Mario Cruz-Hernández1, Christopher Augur2, Raúl Rodríguez1, Juan Carlos Contreras-Esquivel1 and Cristóbal Noé Aguilar1*


1
Food Research Department, Universidad Autónoma de Coahuila, Unidad Saltillo, Blvd. Venustiano Carranza PO BOX 252, ZIP 25 000, Coahuila, México

2Institut de Recherche pour le Développement, Laboratoire de Microbiologie, Université de Provence, ESIL, Case 925, Avenue de Luminy, 132888, Marseille, Cedex 9, France

Article history:

Received March 10, 2005
Accepted April 28, 2005

Key words:

tannase, culture conditions, solid-state fermentation, Aspergillus niger

Summary:

Extra- and intracellular tannase production by Aspergillus niger GH1 has been evaluated using submerged (SmF) and solid-state fermentation (SSF) at different temperatures (30, 40 and 50 °C).
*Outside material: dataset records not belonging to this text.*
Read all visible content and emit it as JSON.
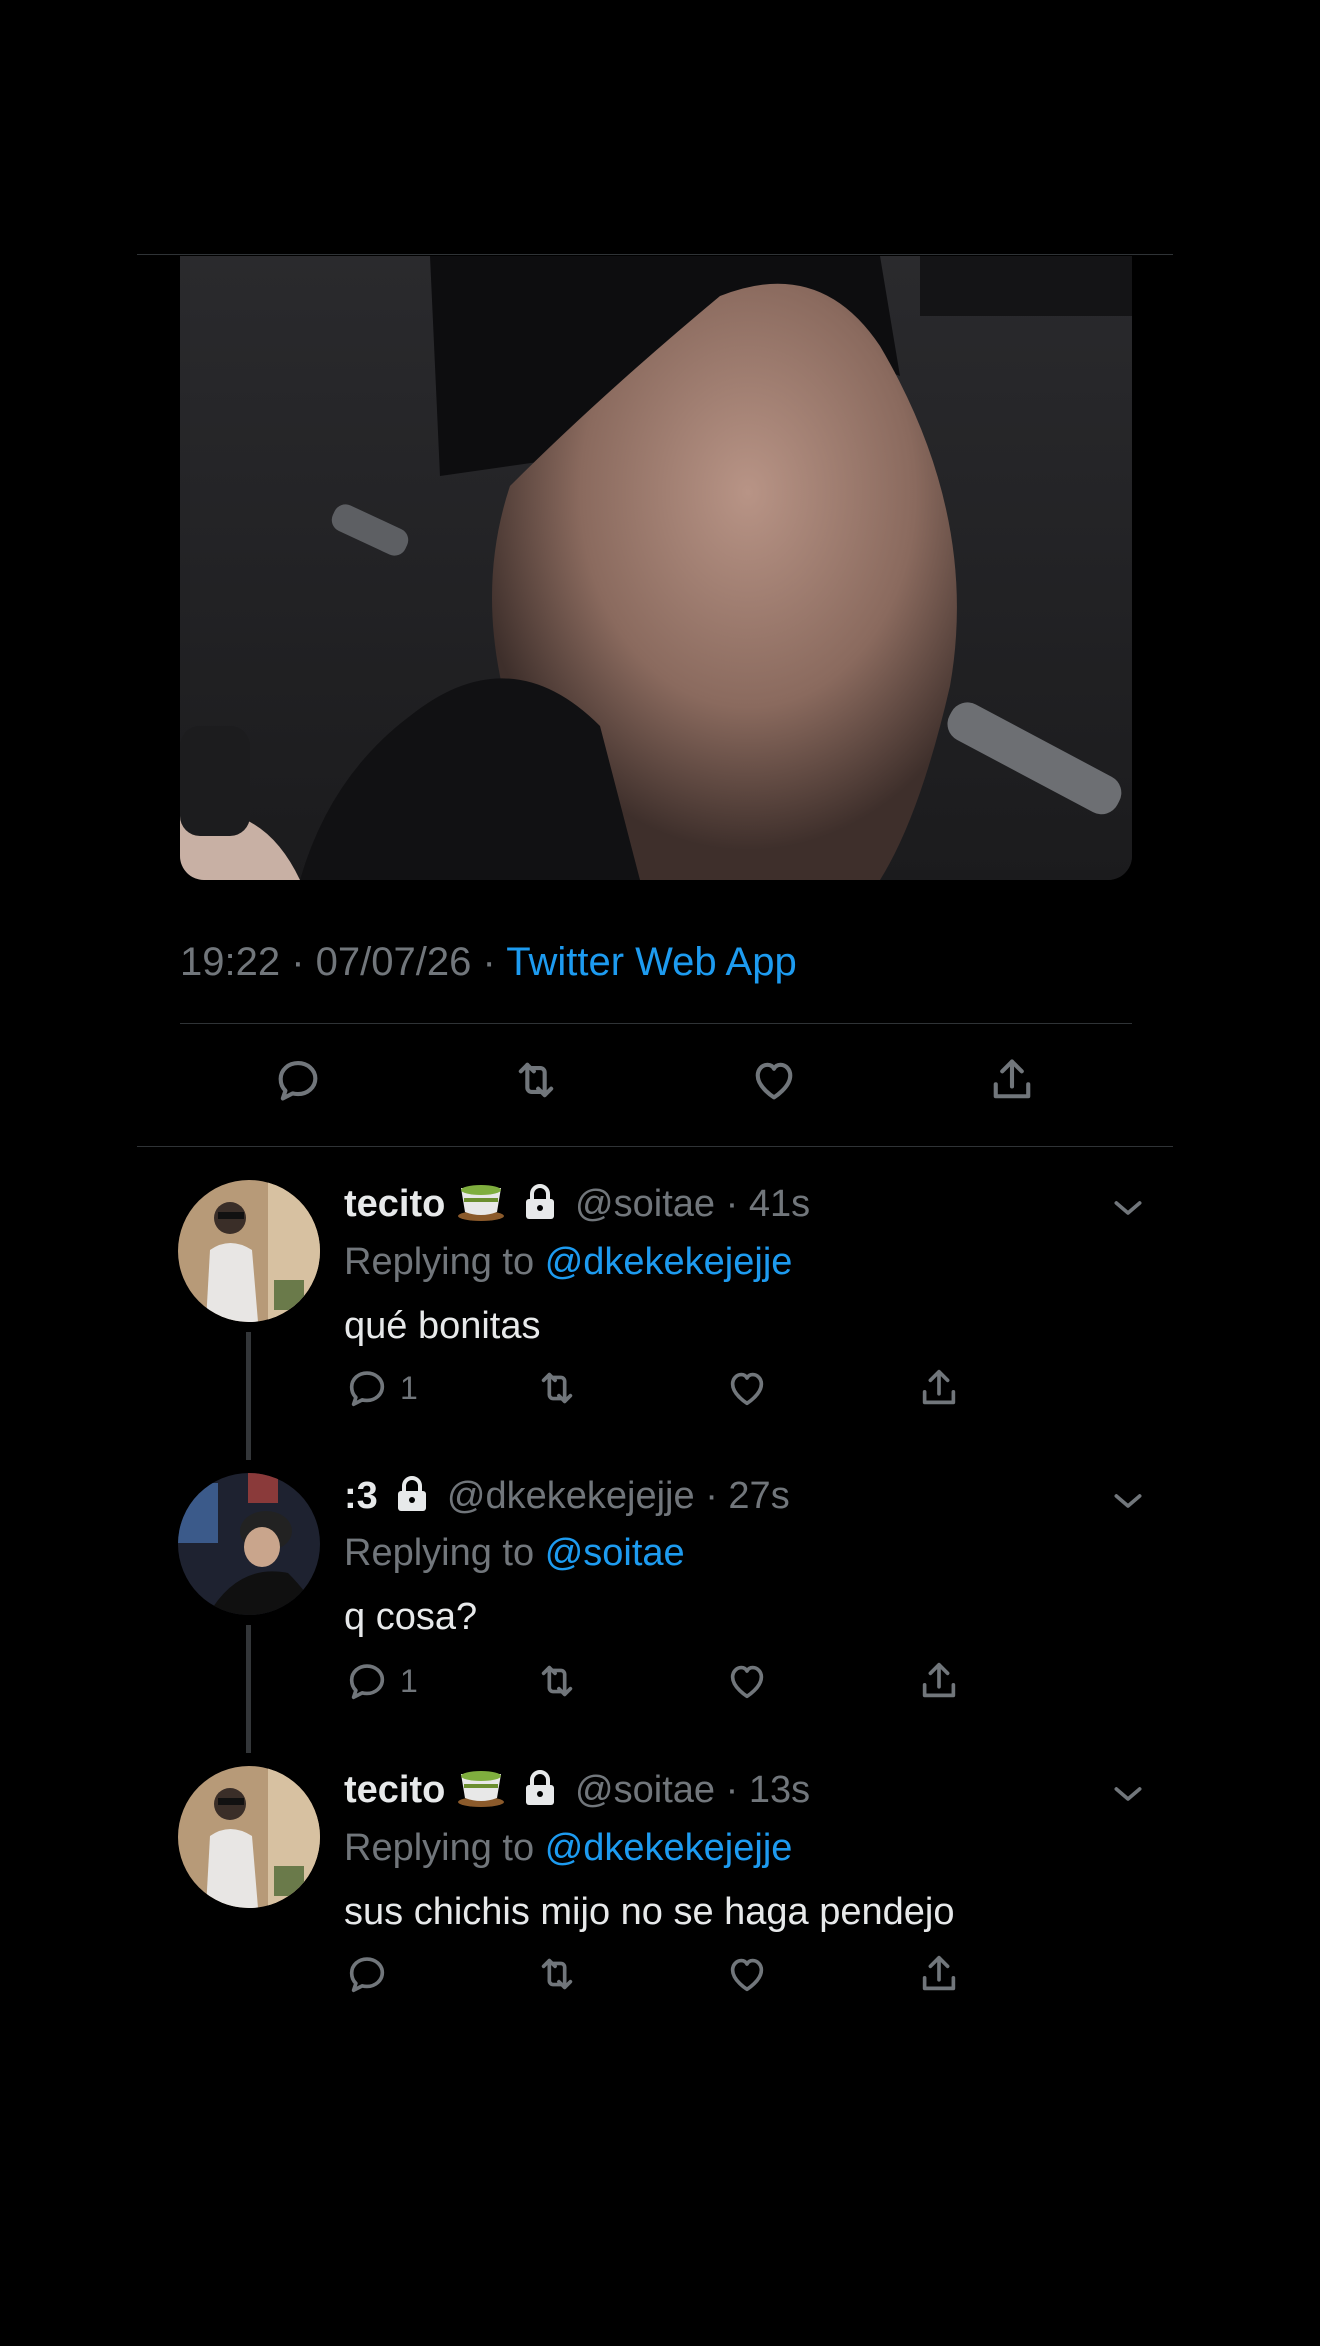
{
  "tweet": {
    "time": "19:22",
    "date": "07/07/26",
    "source": "Twitter Web App"
  },
  "replies": [
    {
      "name": "tecito",
      "handle": "@soitae",
      "age": "41s",
      "replying_label": "Replying to",
      "replying_to": "@dkekekejejje",
      "text": "qué bonitas",
      "reply_count": "1"
    },
    {
      "name": ":3",
      "handle": "@dkekekejejje",
      "age": "27s",
      "replying_label": "Replying to",
      "replying_to": "@soitae",
      "text": "q cosa?",
      "reply_count": "1"
    },
    {
      "name": "tecito",
      "handle": "@soitae",
      "age": "13s",
      "replying_label": "Replying to",
      "replying_to": "@dkekekejejje",
      "text": "sus chichis mijo no se haga pendejo",
      "reply_count": ""
    }
  ],
  "colors": {
    "accent": "#1d9bf0",
    "muted": "#71767b",
    "background": "#000000",
    "text": "#e7e9ea"
  },
  "icons": [
    "reply-icon",
    "retweet-icon",
    "like-icon",
    "share-icon",
    "chevron-down-icon",
    "lock-icon",
    "tea-emoji"
  ]
}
Effects of initial substrate (tannic acid) concentration, incubation time and temperature on tannase production in SSF have been studied. A. niger GH1 produced the highest tannase level (2291 U/L) in SSF at 30 °C during the first 20 h of culture at tannic acid concentration of 50 g/L, and under these conditions enzyme production was entirely extracellular. The decline in tannase activity after 20 h of incubation was associated with a concomitant increase in protease activity.